CJCE, 1re ch., 2 mai 1990, n° C-111/89
COUR DE JUSTICE DES COMMUNAUTÉS EUROPÉENNES
Arrêt
PARTIES
Demandeur :
Staat der Nederlanden
Défendeur :
P. Bakker Hillegom BV
COMPOSITION DE LA JURIDICTION
Président de chambre :
Sir Gordon Slynn
Avocat général :
M. Jacobs
Juges :
MM. Joliet, Rodríguez Iglesias
Avocat :
Me Plas
LA COUR (première chambre),
1 Par arrêt du 31 mars 1989, parvenu à la Cour le 6 mai 1989, le Hoge Raad der Nederlanden a posé, en vertu de l'article 177 du traité CEE, deux questions préjudicielles relatives à l'interprétation des articles 12, 16 et 36 du traité CEE.
2 Ces questions ont été soulevées dans le cadre d'un litige opposant le service phytosanitaire néerlandais et P. Bakker Hillegom BV (ci-après "Bakker "), au sujet de redevances qui ont été réclamées au titre des frais d'inspection de végétaux destinés à l'exportation.
3 La décision du 23 juin 1967, prise en vertu de l'article 6 a de la loi néerlandaise du 5 avril 1951 sur les maladies des végétaux, porte fixation du tarif du service phytosanitaire. Selon cette décision, les redevances perçues à l'occasion des contrôles phytosanitaires sont calculées en fonction soit du poids des lots de végétaux présentés à l'exportation, soit du montant net porté sur la facture.

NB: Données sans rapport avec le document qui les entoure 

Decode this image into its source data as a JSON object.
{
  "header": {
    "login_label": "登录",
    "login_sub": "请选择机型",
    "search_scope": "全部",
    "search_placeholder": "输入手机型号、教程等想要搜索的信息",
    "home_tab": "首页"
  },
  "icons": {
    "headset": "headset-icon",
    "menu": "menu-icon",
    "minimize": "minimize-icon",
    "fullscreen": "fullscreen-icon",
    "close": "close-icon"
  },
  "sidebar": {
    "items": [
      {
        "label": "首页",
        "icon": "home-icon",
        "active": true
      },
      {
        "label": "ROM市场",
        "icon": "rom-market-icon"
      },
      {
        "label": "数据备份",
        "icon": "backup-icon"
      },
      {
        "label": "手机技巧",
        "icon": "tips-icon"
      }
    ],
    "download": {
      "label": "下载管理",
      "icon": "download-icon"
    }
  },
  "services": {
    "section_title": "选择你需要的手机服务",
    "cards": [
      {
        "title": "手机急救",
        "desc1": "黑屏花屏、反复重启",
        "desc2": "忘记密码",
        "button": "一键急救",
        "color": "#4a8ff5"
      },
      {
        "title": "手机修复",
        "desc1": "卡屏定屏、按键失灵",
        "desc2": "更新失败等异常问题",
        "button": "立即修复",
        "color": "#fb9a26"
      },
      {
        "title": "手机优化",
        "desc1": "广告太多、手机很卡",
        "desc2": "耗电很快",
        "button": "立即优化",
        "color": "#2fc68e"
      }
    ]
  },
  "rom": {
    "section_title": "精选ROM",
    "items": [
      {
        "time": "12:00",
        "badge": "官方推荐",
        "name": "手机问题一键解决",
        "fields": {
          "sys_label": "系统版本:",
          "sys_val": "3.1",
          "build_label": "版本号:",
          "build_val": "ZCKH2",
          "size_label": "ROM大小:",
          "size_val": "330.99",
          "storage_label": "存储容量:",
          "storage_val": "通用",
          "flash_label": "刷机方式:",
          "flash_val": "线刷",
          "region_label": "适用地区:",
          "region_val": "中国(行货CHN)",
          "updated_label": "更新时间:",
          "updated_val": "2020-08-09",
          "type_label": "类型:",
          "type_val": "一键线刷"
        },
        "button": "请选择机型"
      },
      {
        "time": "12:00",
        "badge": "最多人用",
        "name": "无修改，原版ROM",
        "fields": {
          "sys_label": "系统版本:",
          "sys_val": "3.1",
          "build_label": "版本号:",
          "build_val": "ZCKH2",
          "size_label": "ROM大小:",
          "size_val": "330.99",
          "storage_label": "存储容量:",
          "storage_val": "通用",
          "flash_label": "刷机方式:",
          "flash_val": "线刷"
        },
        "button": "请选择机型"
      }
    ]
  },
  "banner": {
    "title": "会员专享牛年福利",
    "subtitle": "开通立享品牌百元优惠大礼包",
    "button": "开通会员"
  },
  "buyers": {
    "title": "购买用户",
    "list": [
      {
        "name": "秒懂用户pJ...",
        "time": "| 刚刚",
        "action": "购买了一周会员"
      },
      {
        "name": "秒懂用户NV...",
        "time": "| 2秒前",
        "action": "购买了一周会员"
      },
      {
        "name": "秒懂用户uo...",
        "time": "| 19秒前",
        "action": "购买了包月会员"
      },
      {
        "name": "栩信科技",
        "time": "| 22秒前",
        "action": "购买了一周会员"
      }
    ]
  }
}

4 Selon le régime national en vigueur à l'époque des faits du litige au principal, les frais des contrôles des végétaux sur pied, qui, de par leur nature même, sont effectués sur tous les produits, qu'ils soient ou non exportés ultérieurement, étaient facturés exclusivement aux exportateurs, et ce à concurrence de 75 % de leur montant global, au motif que seuls 75 % de la production sont destinés à l'exportation. Les 25 % restants n'étaient exigés ni des exportateurs ni des commerçants qui vendaient leurs produits sur le marché national et restaient à charge de l'État.

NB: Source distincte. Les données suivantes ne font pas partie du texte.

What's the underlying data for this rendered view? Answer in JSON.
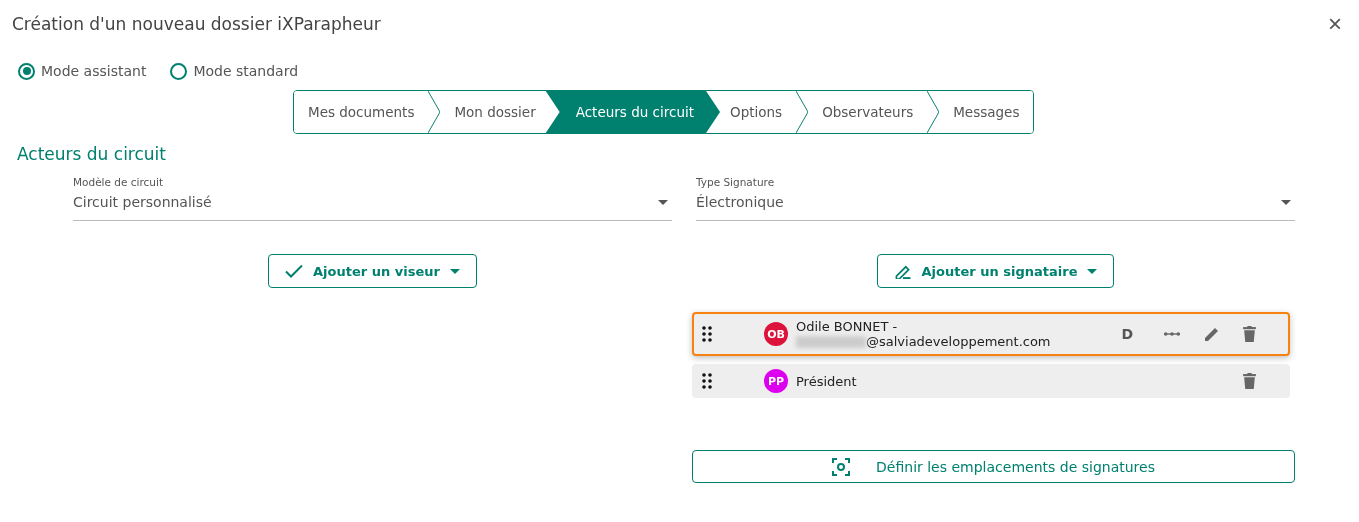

5 Entre 1974 et 1977, le service phytosanitaire a procédé chez Bakker à de nombreux contrôles des végétaux destinés à l'exportation et lui a réclamé, à ce titre, des redevances d'un montant total de 317 400,09 HFL. Bakker ayant refusé de payer, l'État a entamé une procédure de recouvrement devant la juridiction civile. Le rechtbank a fait droit à la demande de l'État, à l'exclusion des frais d'inspection des végétaux sur pied. L'État a interjeté appel de ce jugement devant le gerechtshof de La Haye, alors que Bakker formait un appel incident. Le gerechtshof a confirmé le jugement du rechtbank et les deux parties se sont pourvues en cassation devant le Hoge Raad der Nederlanden.

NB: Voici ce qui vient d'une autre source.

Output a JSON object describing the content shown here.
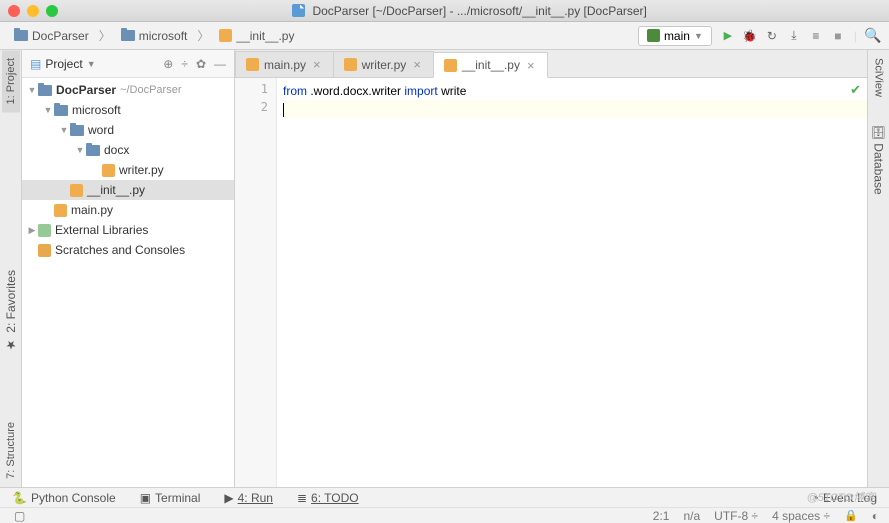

6 Le Hoge Raad der Nederlanden a décidé de surseoir à statuer et de demander à la Cour de se prononcer à titre préjudiciel sur les questions suivantes :
"1) Le droit communautaire, en particulier les articles 12, 16 et 36 du traité instituant la Communauté économique européenne, permet-il de ne pas considérer les redevances, perçues à l'occasion des contrôles de lots de (parties de) végétaux présentés à l'exportation et calculées conformément à l'article 1er, paragraphe 1, du tarif du service phytosanitaire, c'est-à-dire en fonction du poids ou du montant de la facture, comme des taxes d'effet équivalant à des droits de douane lorsque le montant total, perçu au titre de ces contrôles à l'exportation, ne dépasse pas le montant global des coûts directs et indirects, occasionnés par ces contrôles,
ou est-ce seulement lorsque le montant de chaque redevance est fonction du coût du contrôle concret à l'occasion duquel cette redevance est perçue qu'il n'est pas permis de considérer ces redevances comme des taxes d'effet équivalant à des droits de douane?
2) S'il est exact :
a) que les contrôles de végétaux sur pied ont lieu parce que certaines maladies ne peuvent être constatées que si les végétaux se trouvent encore sur pied, maladies dont l'absence dans les végétaux destinés à l'exportation doit être mentionnée dans les déclarations, et
b) qu'au moment des contrôles de végétaux sur pied le marché de destination des végétaux sur pied n'est pas encore connu, ce qui fait que ces contrôles à l'exportation concernent inévitablement aussi les végétaux destinés au marché néerlandais,
le fait que 75 % du coût des contrôles des végétaux sur pied sont imputés à l'exportation (au motif que 75 % des bulbes et oignons à fleurs visés par ces contrôles sont exportés) et que les 25 % restants de ce coût ne sont pas facturés aux commerçants qui vendent ces bulbes et oignons à fleurs sur le marché néerlandais permet-il d'inférer que la facturation du coût des contrôles de végétaux sur pied aux exportateurs n'est pas compatible avec le droit communautaire?"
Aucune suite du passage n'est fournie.